A shipment of wenge has been inspected by the German authorities in an investigation of suspected breaches of the EU Timber Regulation.

According to Euwid, the German timber industry news magazine, 41 of the 57 suspect logs were confiscated by the country’s EUTR competent authority, the Federal Office for Agriculture and Food (BLE).

They were seized from a contract sawmill in Westphalia, where they were being processed for veneer production. The other 16 logs at an importer were awaiting inspection. The timber originated in the Democratic Republic of Congo (DRC).

It was supplied by Lebanese-based Bakri Bois Corporation (BBC) and shipped by Swiss Supplier Bois d’Afrique Mondial (BAM) into Antwerp. The total cargo was 89 logs (196m3), with the rest going to Italian and Czech buyers.

The Germany-bound timber was bought by three importers, two of whom sent their material to the sawmill. The wenge had been tracked from DRC by Greenpeace, which cites a 2013 report by fellow NGO Resource Extraction Monitoring as evidence it was harvested illegally.

Greenpeace alerted the Belgian EUTR competent authority, which in turn tipped off the BLE to the arrival of the timber.

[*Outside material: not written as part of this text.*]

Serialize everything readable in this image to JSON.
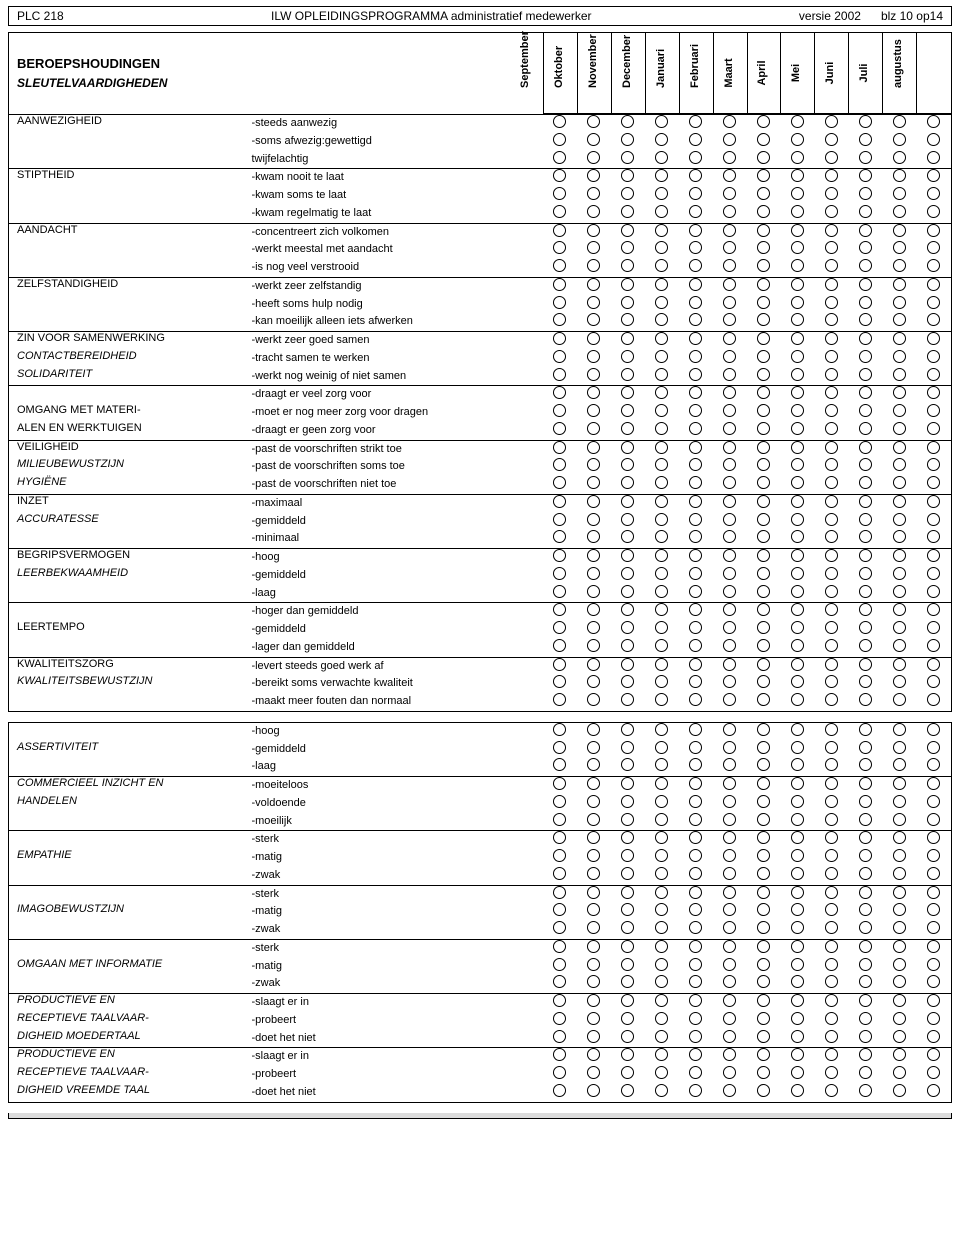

According to Euwid, the German importers presented certificates of the timber’s origin, including from BAM, plus phytosanitary documents as evidence that had fulfilled their EUTR due diligence risk assessment obligations.

Subsequently, one of the companies, Holz Schnetter Soest (HSS) and BAM provided additional documentation. HSS also said that the Swiss company had inspected shipments on the ground in the DRC.

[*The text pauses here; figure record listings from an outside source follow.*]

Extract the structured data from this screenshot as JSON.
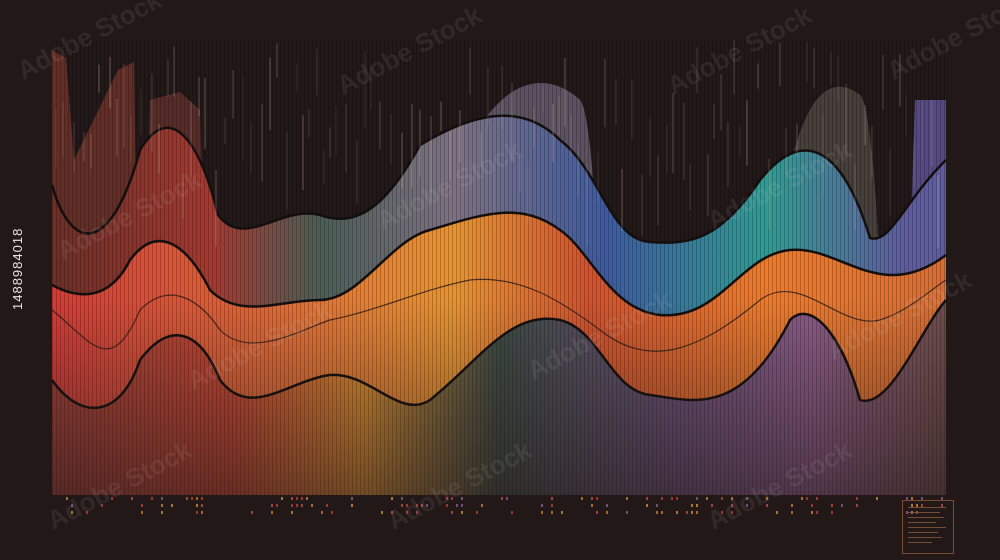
{
  "image": {
    "stock_id": "1488984018",
    "watermark": "Adobe Stock",
    "colors": {
      "background": "#231818",
      "outline": "#150f0e",
      "layers": [
        "#5a3a36",
        "#b2433a",
        "#d3533c",
        "#de8a34",
        "#3e4f48",
        "#7b6f8c"
      ]
    }
  }
}
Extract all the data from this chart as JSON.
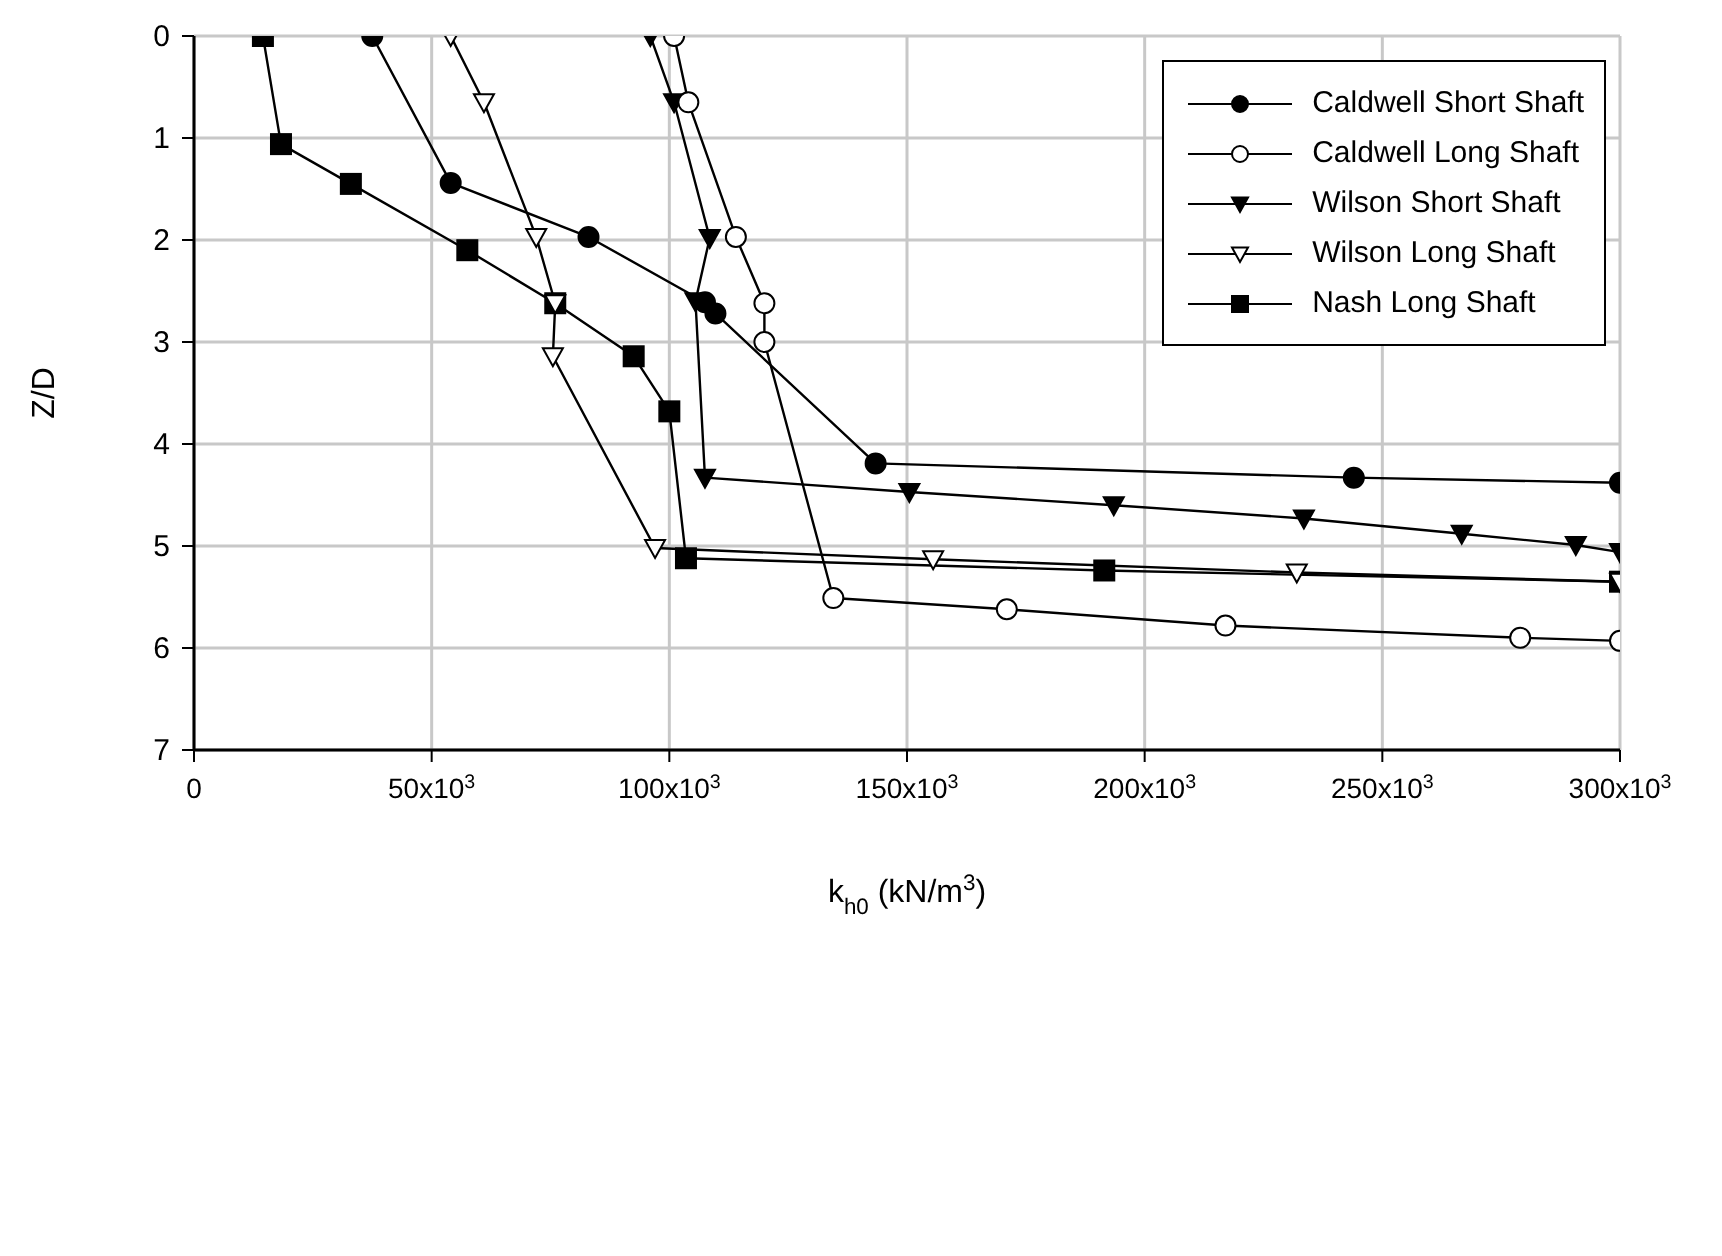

The concession owner, BBC, also claimed it had only harvested 1,000m3 of its annual official harvest allowance of 10,000m3.

The DRC is ranked by BLE as category 1 in terms of illegality risk. It has now sent the timber’s import documentation for checking by the Congolese authorities.

The competent authority said that the maximum fine for an EUTR breach was €50,000, but the penalty would be less if the importers were found just to have been negligent.

The case has been reported by Germany’s leading news magazine Spiegel which concluded EUTR fines were too low.